Although Davidson's (1983) and Heller's (1986, 1990) proposals have stimulated programs of research based on the respective models, most of this research has not distinguished emotional valence from motivational direction, because most pleasant emotions are thought to be coupled with approach motivation, and most unpleasant emotions are thought to be coupled with withdrawal motivation. For example, both Davidson's and Heller's model would predict enthusiasm, a pleasantly valenced, approach-related emotion, to be associated with leftward asymmetry in prefrontal activity, whereas disgust, an unpleasantly valenced, withdrawal-related emotion, would be associated with rightward asymmetry in prefrontal activity. This is an example of how models that seem to diverge conceptually can often overlap in terms of their empirical predictions. This overlap makes it difficult to judge which model better captures the phenomena under consideration, in this case, the relation between emotion, motivation, and prefrontal asymmetry, or even how distinct the models are.

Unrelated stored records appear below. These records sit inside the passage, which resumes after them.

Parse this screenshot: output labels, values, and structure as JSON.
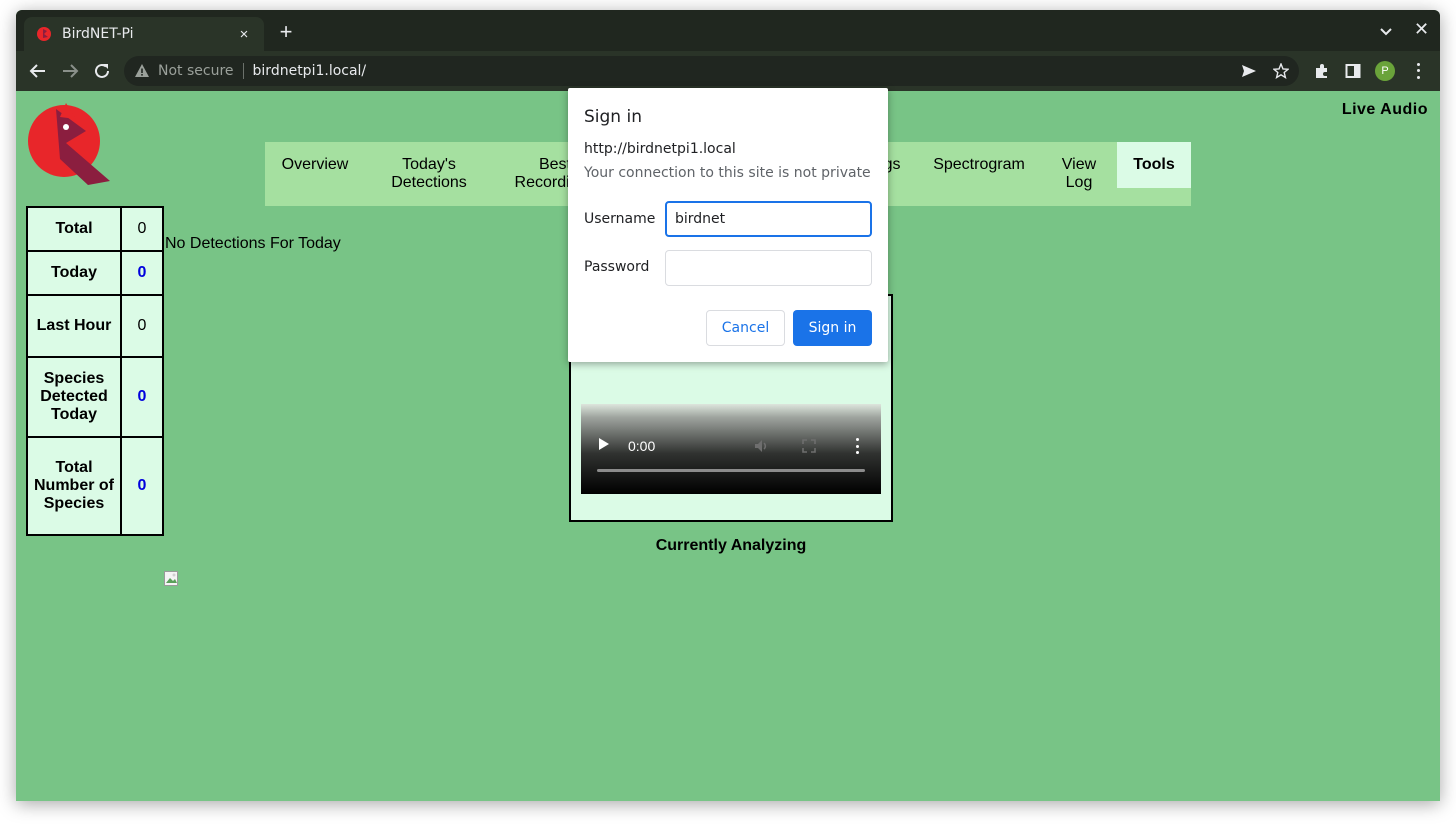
{
  "browser": {
    "tab_title": "BirdNET-Pi",
    "new_tab_label": "+",
    "close_tab_label": "×",
    "window_close_label": "✕",
    "not_secure_label": "Not secure",
    "url": "birdnetpi1.local/",
    "profile_initial": "P",
    "icons": [
      "back-icon",
      "forward-icon",
      "reload-icon",
      "warning-icon",
      "send-icon",
      "star-icon",
      "extensions-icon",
      "sidepanel-icon",
      "menu-icon"
    ]
  },
  "page": {
    "live_audio": "Live Audio",
    "nav": [
      {
        "label": "Overview"
      },
      {
        "label": "Today's Detections"
      },
      {
        "label": "Best Recordings"
      },
      {
        "label": "Recordings"
      },
      {
        "label": "Spectrogram"
      },
      {
        "label": "View Log"
      },
      {
        "label": "Tools"
      }
    ],
    "active_nav": "Tools",
    "stats": [
      {
        "label": "Total",
        "value": "0"
      },
      {
        "label": "Today",
        "value": "0"
      },
      {
        "label": "Last Hour",
        "value": "0"
      },
      {
        "label": "Species Detected Today",
        "value": "0"
      },
      {
        "label": "Total Number of Species",
        "value": "0"
      }
    ],
    "no_detections": "No Detections For Today",
    "player": {
      "time": "0:00"
    },
    "currently_analyzing": "Currently Analyzing"
  },
  "dialog": {
    "title": "Sign in",
    "origin": "http://birdnetpi1.local",
    "warning": "Your connection to this site is not private",
    "username_label": "Username",
    "username_value": "birdnet",
    "password_label": "Password",
    "password_value": "",
    "cancel_label": "Cancel",
    "signin_label": "Sign in"
  },
  "colors": {
    "page_bg": "#78c486",
    "nav_bg": "#a5e0a0",
    "panel_bg": "#dbfbe6",
    "primary_button": "#1a73e8",
    "stat_highlight": "#0000dd"
  }
}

In situations such as this, it is necessary to identify areas where the predictions of the two models diverge. In the case of Davidson's (1983) and Heller's (1986, 1990) models, anger is associated with conflicting predictions and thus can be used to compare the accuracy of the two models. The predictions conflict because anger is commonly assumed to be unpleasantly valenced yet also frequently approach-related (Berkowitz, 1999; Davidson, 1984). Davidson's approach/withdrawal model predicts that, to the degree that anger is associated with approach behavior, it should co-occur with left prefrontal activity, whereas Heller's valence/arousal model predicts that, to the degree that anger is associated with unpleasant valence, it should co-occur with right prefrontal activity. A program of study by Harmon-Jones et al. has examined this issue (for review, see Harmon-Jones, 2004) and has associated approach-related anger with leftward prefrontal EEG asymmetry, consistent with the predictions of the approach/withdrawal model (e.g., Harmon-Jones & Allen, 1998; Harmon-Jones, Lueck, Fearn, & Harmon-Jones, 2006; Harmon-Jones & Sigelman, 2001; Harmon-Jones et al., 2002). Several researchers have replicated this finding (Hewig, Hagemann, Seifert, Naumann, & Bartussek, 2004; Jensen-Campbell, Knack, Waldrip, & Campbell, 2007; Rybak, Crayton, Young, Herba, & Konopka, 2006; Wacker et al., 2003; for null results, see Waldstein et al., 2000). Furthermore, Harmon-Jones et al. have examined the influence of perceived control, and presumably therefore motivation to act, on anger-related asymmetry in prefrontal activity. They compared anger evoked in situations where participants did or did not believe they were able to influence the occurrence of a potential negative outcome (Harmon-Jones, Sigelman, Bohlig, & Harmon-Jones, 2003). Although reported anger levels did not differ for the two conditions, enhanced leftward prefrontal asymmetry was observed only when participants were motivated to attempt to influence the potential outcome. The results of this study suggest that anger is associated with greater leftward prefrontal asymmetry when it is accompanied by preparation for approach behavior. Thus, it may not be anger per se that is associated with leftward asymmetry but the approach motivation that often (but not inevitably) accompanies it.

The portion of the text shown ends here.